Made from Cabernet Sauvignon grapes, Mulderbosch has produced a rosé that’s both sturdy and seductive. The dark pink color lets you know you’re in for a seriously good treat. On the nose, expect blood orange, cherry and sandalwood. Look for bold flavors of ripe black cherries and herbs balanced by zesty acidity. This powerful rosé will love hanging out with you and your ribs.

Visit our store to get this wine
(Or, have it delivered to your door if you are located in Rhode Island!)

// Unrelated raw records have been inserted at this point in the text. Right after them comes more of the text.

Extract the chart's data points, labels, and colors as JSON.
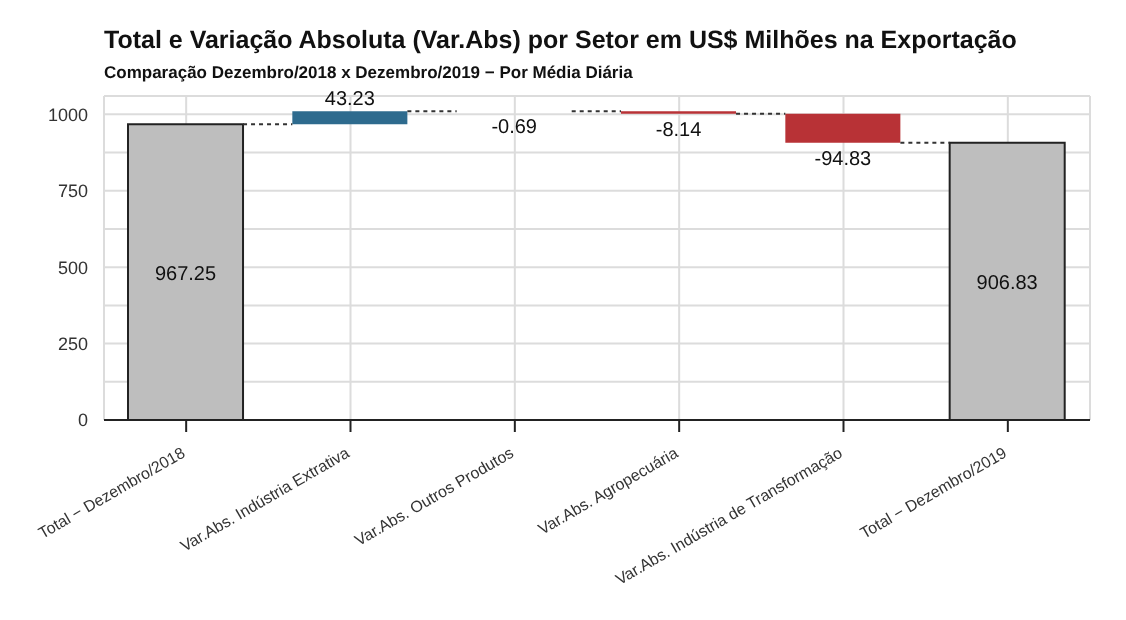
{
  "chart_data": {
    "type": "bar",
    "title": "Total e Variação Absoluta (Var.Abs) por Setor em US$ Milhões na Exportação",
    "subtitle": "Comparação Dezembro/2018 x Dezembro/2019 − Por Média Diária",
    "categories": [
      "Total − Dezembro/2018",
      "Var.Abs. Indústria Extrativa",
      "Var.Abs. Outros Produtos",
      "Var.Abs. Agropecuária",
      "Var.Abs. Indústria de Transformação",
      "Total − Dezembro/2019"
    ],
    "values": [
      967.25,
      43.23,
      -0.69,
      -8.14,
      -94.83,
      906.83
    ],
    "base": [
      0,
      967.25,
      1010.48,
      1009.79,
      1001.65,
      0
    ],
    "colors": [
      "#bebebe",
      "#2e6b8e",
      "#b83236",
      "#b83236",
      "#b83236",
      "#bebebe"
    ],
    "data_labels": true,
    "ylim": [
      0,
      1060
    ],
    "yticks": [
      0,
      {
        "value": 125,
        "label": null
      },
      250,
      {
        "value": 375,
        "label": null
      },
      500,
      {
        "value": 625,
        "label": null
      },
      750,
      {
        "value": 875,
        "label": null
      },
      1000
    ],
    "grid": true
  }
}
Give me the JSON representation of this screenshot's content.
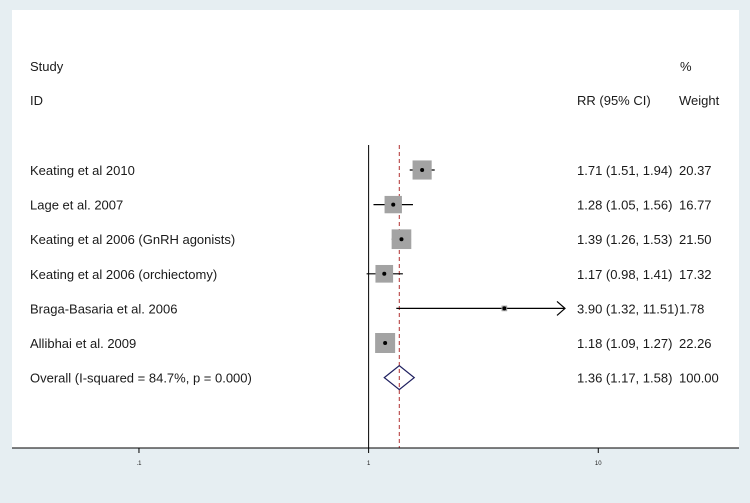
{
  "chart_data": {
    "type": "forest",
    "x_scale": "log",
    "xlim": [
      0.028,
      41
    ],
    "x_ticks": [
      ".1",
      "1",
      "10"
    ],
    "x_tick_values": [
      0.1,
      1,
      10
    ],
    "null_line": 1,
    "overall_line": 1.36,
    "headers": {
      "study_top": "Study",
      "study_bottom": "ID",
      "effect": "RR (95% CI)",
      "weight_top": "%",
      "weight_bottom": "Weight"
    },
    "studies": [
      {
        "label": "Keating et al 2010",
        "rr": 1.71,
        "lo": 1.51,
        "hi": 1.94,
        "ci_text": "1.71 (1.51, 1.94)",
        "weight": 20.37,
        "weight_text": "20.37"
      },
      {
        "label": "Lage et al. 2007",
        "rr": 1.28,
        "lo": 1.05,
        "hi": 1.56,
        "ci_text": "1.28 (1.05, 1.56)",
        "weight": 16.77,
        "weight_text": "16.77"
      },
      {
        "label": "Keating et al 2006 (GnRH agonists)",
        "rr": 1.39,
        "lo": 1.26,
        "hi": 1.53,
        "ci_text": "1.39 (1.26, 1.53)",
        "weight": 21.5,
        "weight_text": "21.50"
      },
      {
        "label": "Keating et al 2006 (orchiectomy)",
        "rr": 1.17,
        "lo": 0.98,
        "hi": 1.41,
        "ci_text": "1.17 (0.98, 1.41)",
        "weight": 17.32,
        "weight_text": "17.32"
      },
      {
        "label": "Braga-Basaria et al. 2006",
        "rr": 3.9,
        "lo": 1.32,
        "hi": 11.51,
        "ci_text": "3.90 (1.32, 11.51)",
        "weight": 1.78,
        "weight_text": "1.78",
        "arrow_right": true
      },
      {
        "label": "Allibhai et al. 2009",
        "rr": 1.18,
        "lo": 1.09,
        "hi": 1.27,
        "ci_text": "1.18 (1.09, 1.27)",
        "weight": 22.26,
        "weight_text": "22.26"
      }
    ],
    "overall": {
      "label": "Overall  (I-squared = 84.7%, p = 0.000)",
      "rr": 1.36,
      "lo": 1.17,
      "hi": 1.58,
      "ci_text": "1.36 (1.17, 1.58)",
      "weight_text": "100.00"
    },
    "colors": {
      "box": "#a3a3a3",
      "line": "#000000",
      "diamond": "#1f2060",
      "overall_line": "#b03030",
      "panel": "#ffffff",
      "background": "#e6eef2"
    }
  }
}
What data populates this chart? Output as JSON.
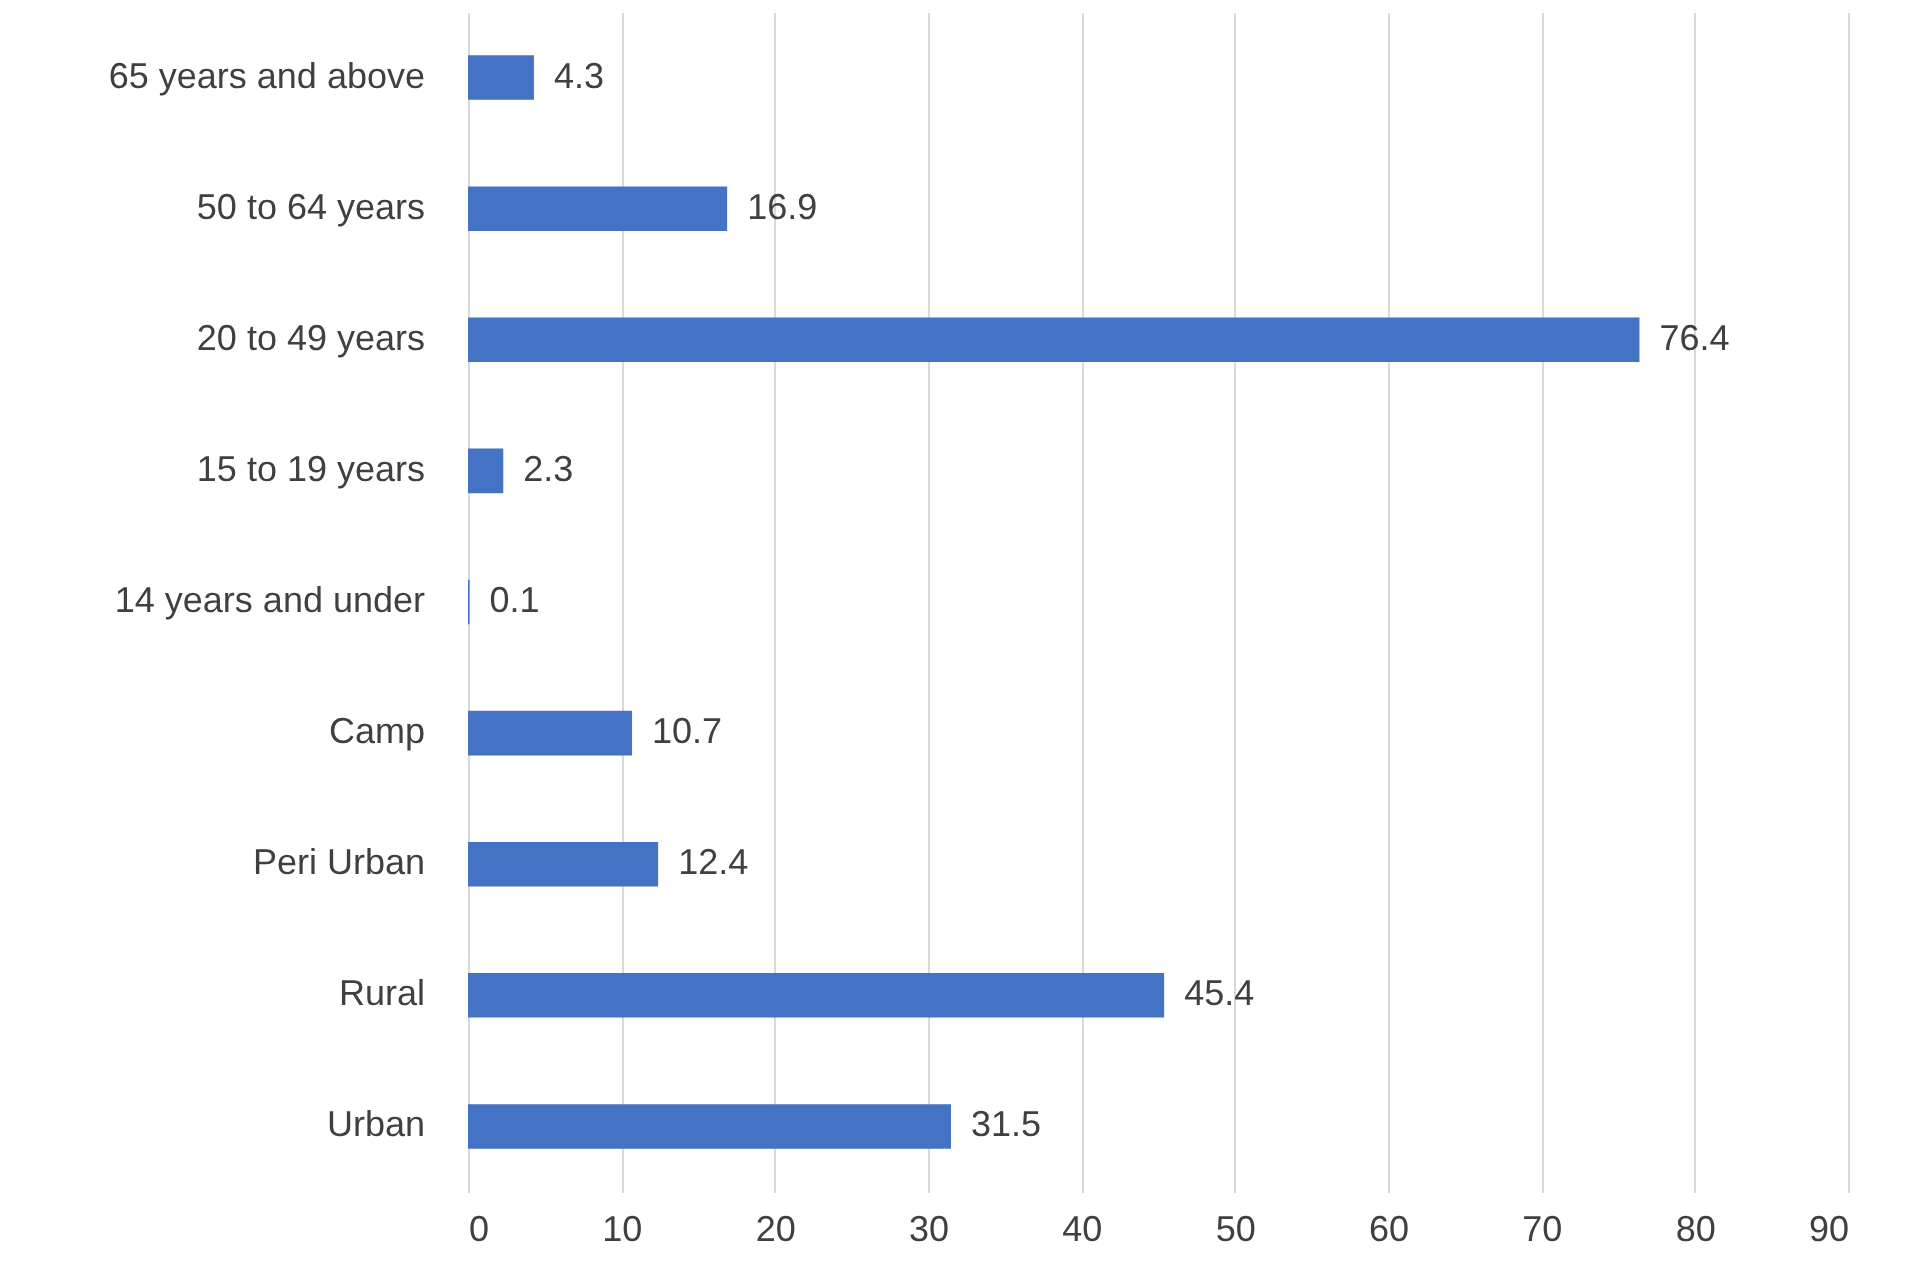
{
  "chart_data": {
    "type": "bar",
    "orientation": "horizontal",
    "categories": [
      "65 years and above",
      "50 to 64 years",
      "20 to 49 years",
      "15 to 19 years",
      "14 years and under",
      "Camp",
      "Peri Urban",
      "Rural",
      "Urban"
    ],
    "values": [
      4.3,
      16.9,
      76.4,
      2.3,
      0.1,
      10.7,
      12.4,
      45.4,
      31.5
    ],
    "color": "#4472c4",
    "xlim": [
      0,
      90
    ],
    "xticks": [
      0,
      10,
      20,
      30,
      40,
      50,
      60,
      70,
      80,
      90
    ],
    "grid": "x",
    "data_labels": true
  }
}
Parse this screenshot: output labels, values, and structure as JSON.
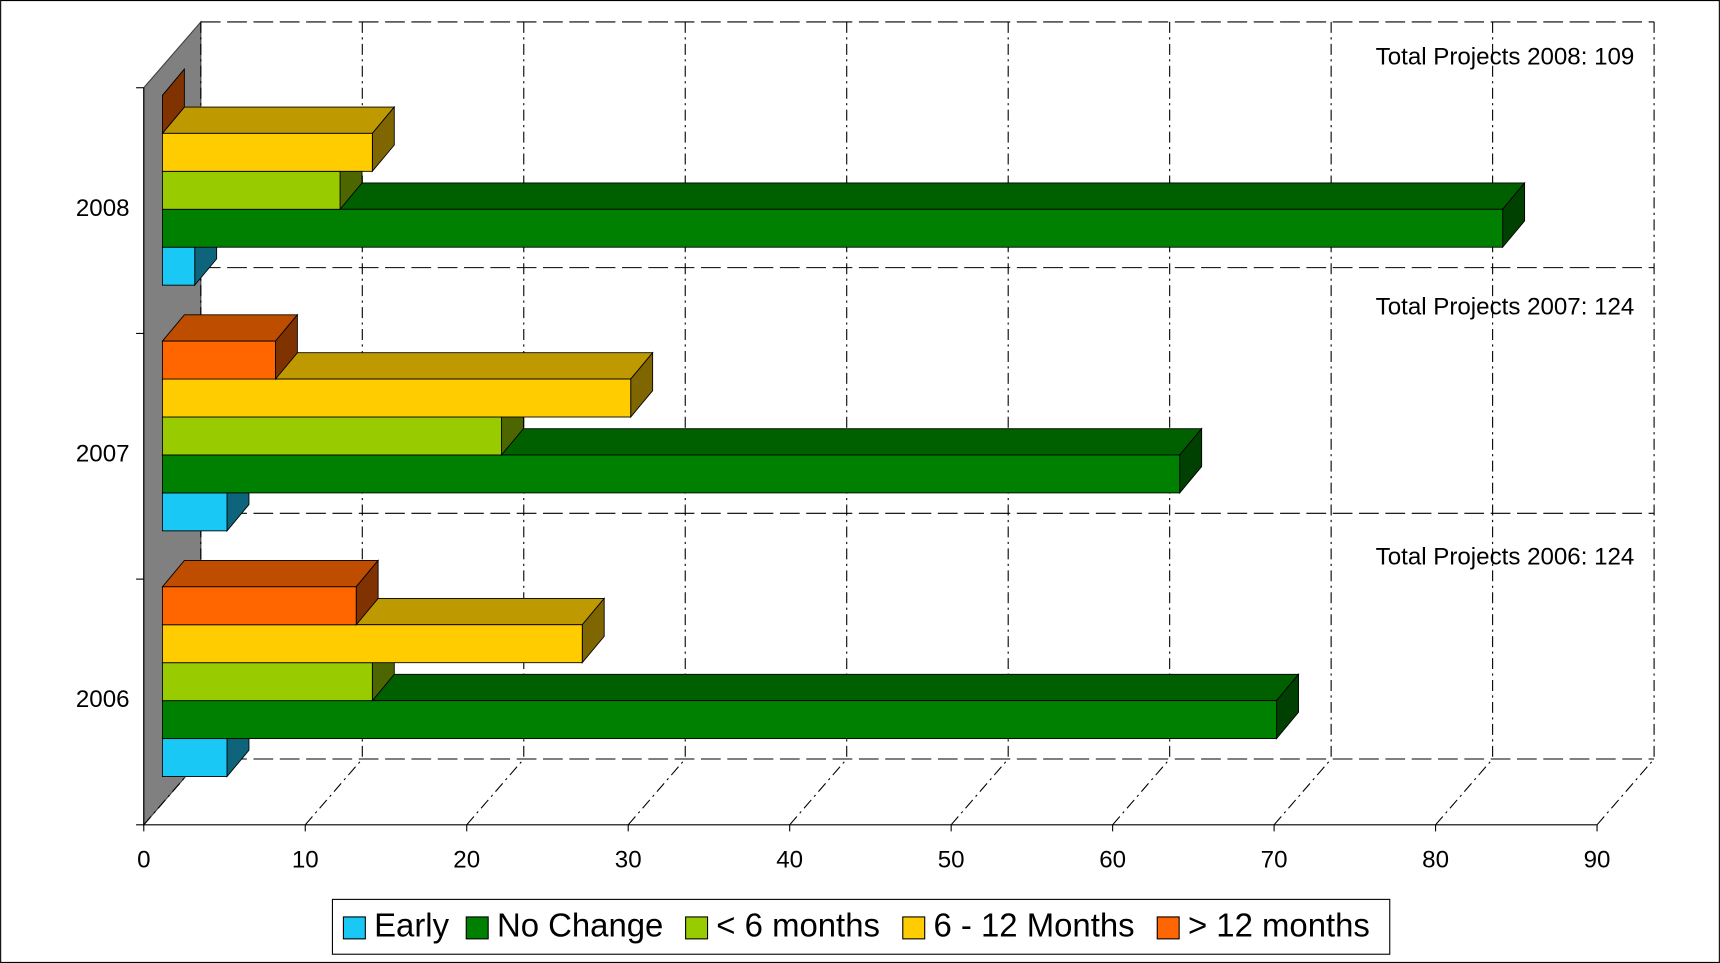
{
  "chart_data": {
    "type": "bar3d-horizontal",
    "categories": [
      "2006",
      "2007",
      "2008"
    ],
    "series": [
      {
        "name": "Early",
        "color": "#19c8f5",
        "values": [
          4,
          4,
          2
        ]
      },
      {
        "name": "No Change",
        "color": "#008000",
        "values": [
          69,
          63,
          83
        ]
      },
      {
        "name": "< 6 months",
        "color": "#99cc00",
        "values": [
          13,
          21,
          11
        ]
      },
      {
        "name": "6 - 12 Months",
        "color": "#ffcc00",
        "values": [
          26,
          29,
          13
        ]
      },
      {
        "name": "> 12 months",
        "color": "#ff6600",
        "values": [
          12,
          7,
          0
        ]
      }
    ],
    "annotations": [
      "Total Projects 2008: 109",
      "Total Projects 2007: 124",
      "Total Projects 2006: 124"
    ],
    "xlim": [
      0,
      90
    ],
    "xticks": [
      0,
      10,
      20,
      30,
      40,
      50,
      60,
      70,
      80,
      90
    ],
    "grid": true,
    "legend": "bottom"
  }
}
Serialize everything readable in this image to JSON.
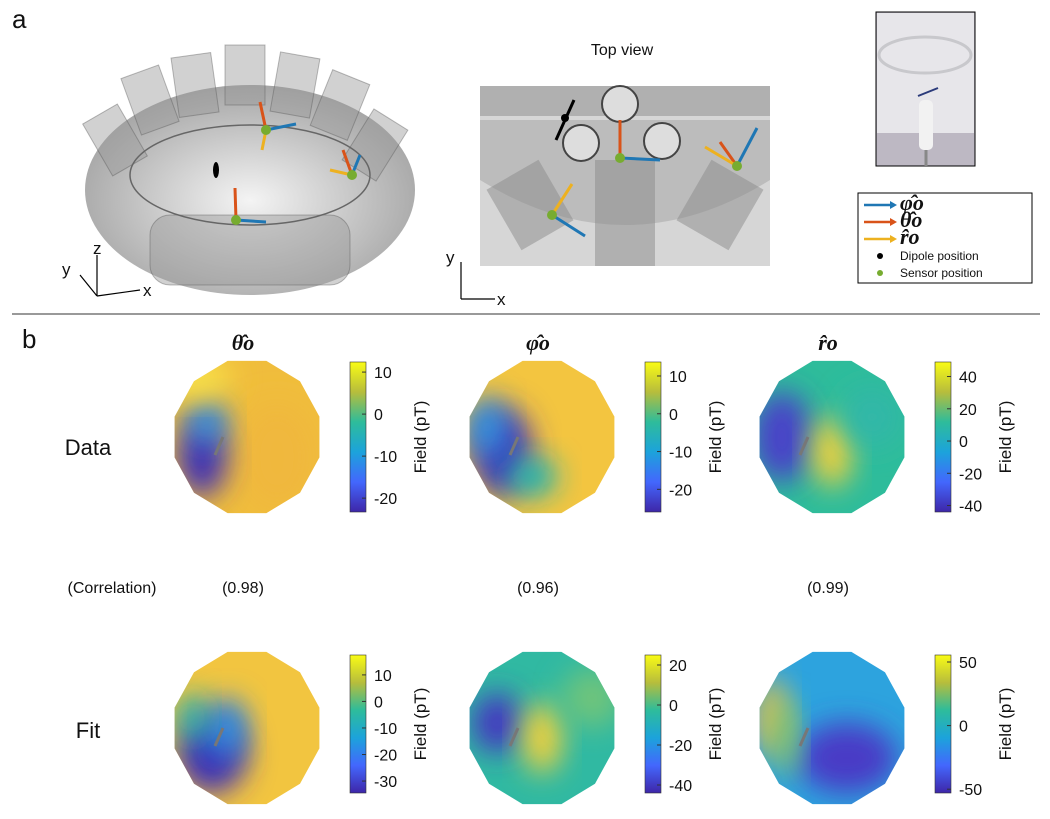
{
  "panel_a": {
    "label": "a",
    "top_view_title": "Top view",
    "left_axes": {
      "y": "y",
      "z": "z",
      "x": "x"
    },
    "right_axes": {
      "y": "y",
      "x": "x"
    },
    "legend": [
      "φ̂o",
      "θ̂o",
      "r̂o",
      "Dipole position",
      "Sensor position"
    ]
  },
  "panel_b": {
    "label": "b",
    "columns": [
      "θ̂o",
      "φ̂o",
      "r̂o"
    ],
    "rows": [
      "Data",
      "Fit"
    ],
    "correlation_label": "(Correlation)",
    "correlations": [
      "(0.98)",
      "(0.96)",
      "(0.99)"
    ],
    "colorbar_label": "Field (pT)",
    "colorbars": [
      [
        {
          "lim": [
            -23.3,
            12.4
          ],
          "ticks": [
            10,
            0,
            -10,
            -20
          ]
        },
        {
          "lim": [
            -26,
            13.7
          ],
          "ticks": [
            10,
            0,
            -10,
            -20
          ]
        },
        {
          "lim": [
            -44,
            49
          ],
          "ticks": [
            40,
            20,
            0,
            -20,
            -40
          ]
        }
      ],
      [
        {
          "lim": [
            -34.5,
            17.5
          ],
          "ticks": [
            10,
            0,
            -10,
            -20,
            -30
          ]
        },
        {
          "lim": [
            -44,
            25
          ],
          "ticks": [
            20,
            0,
            -20,
            -40
          ]
        },
        {
          "lim": [
            -53,
            55.5
          ],
          "ticks": [
            50,
            0,
            -50
          ]
        }
      ]
    ]
  }
}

peach barbecue ribs recipe wine pairing
Photo by Chip Riegel
 

PEACH BARBECUE RIBS
Chef/owner Nick Rabar, Avenue N American Kitchen, Rumford

This is the perfect recipe for summer when my grill and smoker are cooking at full throttle. It makes an ample amount of the dry rub and sauce—which go well with chicken too. Feel free to halve the recipes or save the extra for more good stuff on the grill.

INGREDIENTS

3 racks lamb ribs or pork baby back ribs (approximately 6 pounds)
1½ cups dry rub*
2–3 cups peach barbecue sauce*

DIRECTIONS

Coat ribs with dry rub and let stand for 1 hour. Preheat oven to 325°. Place ribs in baking dish and bake for 2 hours, turning occasionally.

Heat grill to medium or prepare coals. Place ribs on grill, mopping with barbecue sauce until sauce has caramelized and ribs are tender and sizzling, being careful not to burn. Remove and serve with extra sauce. Serves 6.

Note: For smokier flavor, omit the oven step and prepare fire by banking coals to 1 side of the grill. Cook ribs wrapped in foil off the direct heat for two hours, adding coals as needed for a steady, even heat. (Or use top rack on a gas grill.) Finish over heat as directed above.

*Dry Rub
½ cup kosher salt
½ cup brown sugar
1 tablespoon each chili powder, paprika, cayenne pepper, ground cumin, ground ginger, mustard powder
1 tablespoon fresh thyme leaves, chopped fine

*Peach Barbecue Sauce
3 strips bacon
1 Vidalia onion, diced
1 clove garlic, minced (about 1 teaspoon)
2 quarts (8 cups) ketchup
1 cup Worcestershire sauce
1 cup brewed coffee
¼ cup apple cider vinegar
½ cup brown sugar
2 tablespoons kosher salt
2 tablespoons honey
3 dried chipotle chiles, ground in a spice mill or with mortar and pestle
2 cups peach juice or nectar

For the dry rub, combine all ingredients in a medium bowl and mix, taking care to break up brown sugar. Store in container with tight lid.

For the barbecue sauce, sauté bacon in a 4-quart stockpot until fat is rendered, removing bacon and saving for another use. Add onions and continue to cook until caramelized. Add remaining ingredients. Simmer for 1 hour on low heat, stirring often. Makes 3 quarts. Can be made in advance. Refrigerate for 1 week or freeze up to 6 months.